Douglas Murray
Douglas Kear Murray (born 16 July 1979) is a British author, journalist, and political commentator. He is the founder of the Centre for Social Cohesion and is the associate director of the Henry Jackson Society and associate editor of The Spectator, a British magazine discussing culture and politics. Murray writes for a number of publications, including Standpoint, The Wall Street Journal and The Spectator. He is the author of Neoconservatism: Why We Need It (2005), Bloody Sunday: Truths, Lies and the Saville Inquiry (2011) and The Strange Death of Europe: Immigration, Identity, Islam (2017).
Murray appears regularly in the British broadcast media, commenting on issues including free speech, immigration, and gay rights from a neoconservative standpoint. He is often critical of Islam and has been a critic of the handling of the European refugee crisis.

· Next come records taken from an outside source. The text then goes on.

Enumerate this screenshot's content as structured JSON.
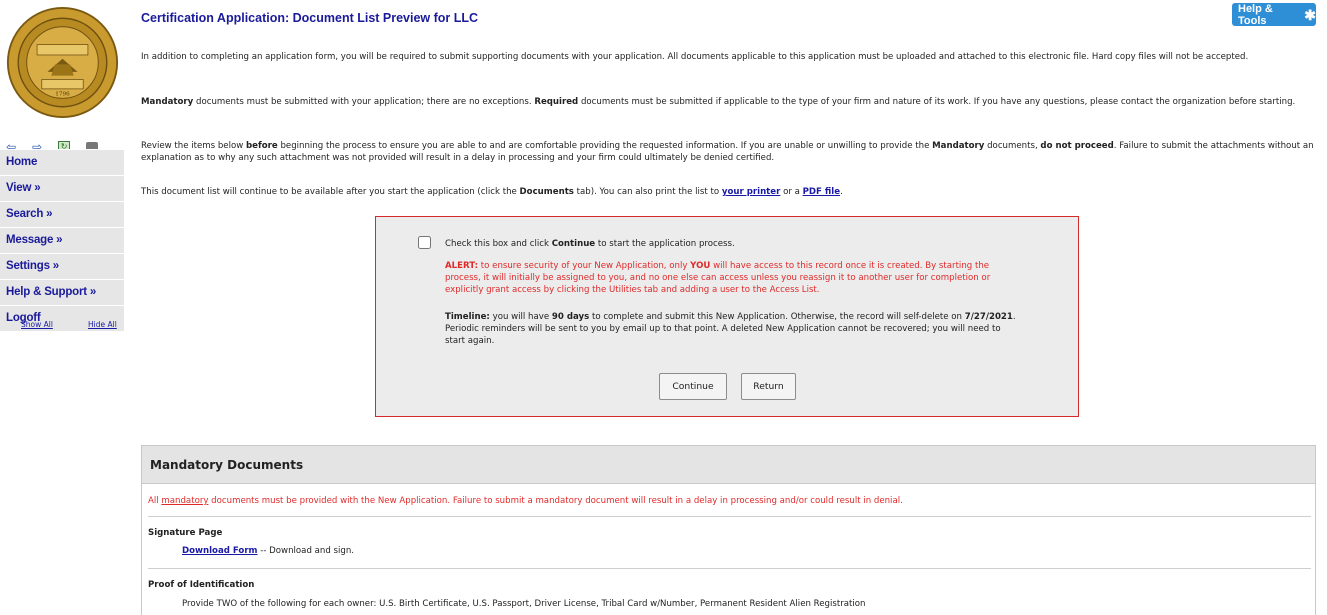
{
  "header": {
    "title": "Certification Application: Document List Preview for LLC",
    "help_tools_label": "Help & Tools"
  },
  "seal": {
    "ring_text": "THE GREAT SEAL OF THE STATE OF TENNESSEE",
    "top_word": "AGRICULTURE",
    "bottom_word": "COMMERCE",
    "year": "1796"
  },
  "nav_icons": [
    "back-arrow-icon",
    "forward-arrow-icon",
    "refresh-icon",
    "print-icon"
  ],
  "sidebar": {
    "items": [
      {
        "label": "Home"
      },
      {
        "label": "View »"
      },
      {
        "label": "Search »"
      },
      {
        "label": "Message »"
      },
      {
        "label": "Settings »"
      },
      {
        "label": "Help & Support »"
      },
      {
        "label": "Logoff"
      }
    ],
    "show_all": "Show All",
    "hide_all": "Hide All"
  },
  "intro": {
    "p1": "In addition to completing an application form, you will be required to submit supporting documents with your application. All documents applicable to this application must be uploaded and attached to this electronic file. Hard copy files will not be accepted.",
    "p2_b1": "Mandatory",
    "p2_t1": " documents must be submitted with your application; there are no exceptions. ",
    "p2_b2": "Required",
    "p2_t2": " documents must be submitted if applicable to the type of your firm and nature of its work. If you have any questions, please contact the organization before starting.",
    "p3_t1": "Review the items below ",
    "p3_b1": "before",
    "p3_t2": " beginning the process to ensure you are able to and are comfortable providing the requested information. If you are unable or unwilling to provide the ",
    "p3_b2": "Mandatory",
    "p3_t3": " documents, ",
    "p3_b3": "do not proceed",
    "p3_t4": ". Failure to submit the attachments without an explanation as to why any such attachment was not provided will result in a delay in processing and your firm could ultimately be denied certified.",
    "p4_t1": "This document list will continue to be available after you start the application (click the ",
    "p4_b1": "Documents",
    "p4_t2": " tab). You can also print the list to ",
    "p4_link1": "your printer",
    "p4_t3": " or a ",
    "p4_link2": "PDF file",
    "p4_t4": "."
  },
  "start_box": {
    "instr_t1": "Check this box and click ",
    "instr_b1": "Continue",
    "instr_t2": " to start the application process.",
    "alert_b1": "ALERT:",
    "alert_t1": " to ensure security of your New Application, only ",
    "alert_b2": "YOU",
    "alert_t2": " will have access to this record once it is created. By starting the process, it will initially be assigned to you, and no one else can access unless you reassign it to another user for completion or explicitly grant access by clicking the Utilities tab and adding a user to the Access List.",
    "tl_b1": "Timeline:",
    "tl_t1": " you will have ",
    "tl_b2": "90 days",
    "tl_t2": " to complete and submit this New Application. Otherwise, the record will self-delete on ",
    "tl_b3": "7/27/2021",
    "tl_t3": ". Periodic reminders will be sent to you by email up to that point. A deleted New Application cannot be recovered; you will need to start again.",
    "continue_label": "Continue",
    "return_label": "Return"
  },
  "mandatory": {
    "heading": "Mandatory Documents",
    "note_t1": "All ",
    "note_link": "mandatory",
    "note_t2": " documents must be provided with the New Application. Failure to submit a mandatory document will result in a delay in processing and/or could result in denial.",
    "signature_title": "Signature Page",
    "download_link": "Download Form",
    "download_text": " -- Download and sign.",
    "id_title": "Proof of Identification",
    "id_text": "Provide TWO of the following for each owner: U.S. Birth Certificate, U.S. Passport, Driver License, Tribal Card w/Number, Permanent Resident Alien Registration"
  },
  "colors": {
    "nav_text": "#1a1a9a",
    "alert_red": "#e02a2a",
    "box_border": "#d42a2a",
    "help_button": "#2f8fd6",
    "seal_gold": "#c99a2e"
  }
}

Мurray was born and raised in Hammersmith, London to an English mother, a civil servant, and Scottish Gaelic-speaking father, a school teacher, along with his brother. He would go to his father's ancestral home, the Isle of Lewis, every summer as a boy, where he enjoyed fishing. His paternal grandfather was the schoolmaster of Tong School, where Mary Anne MacLeod, mother of Donald Trump, was educated.
Murray was educated at West Bridgford School and was awarded a musical scholarship at St Benedict's School and later at Eton College, before going on to study English at Magdalen College, Oxford.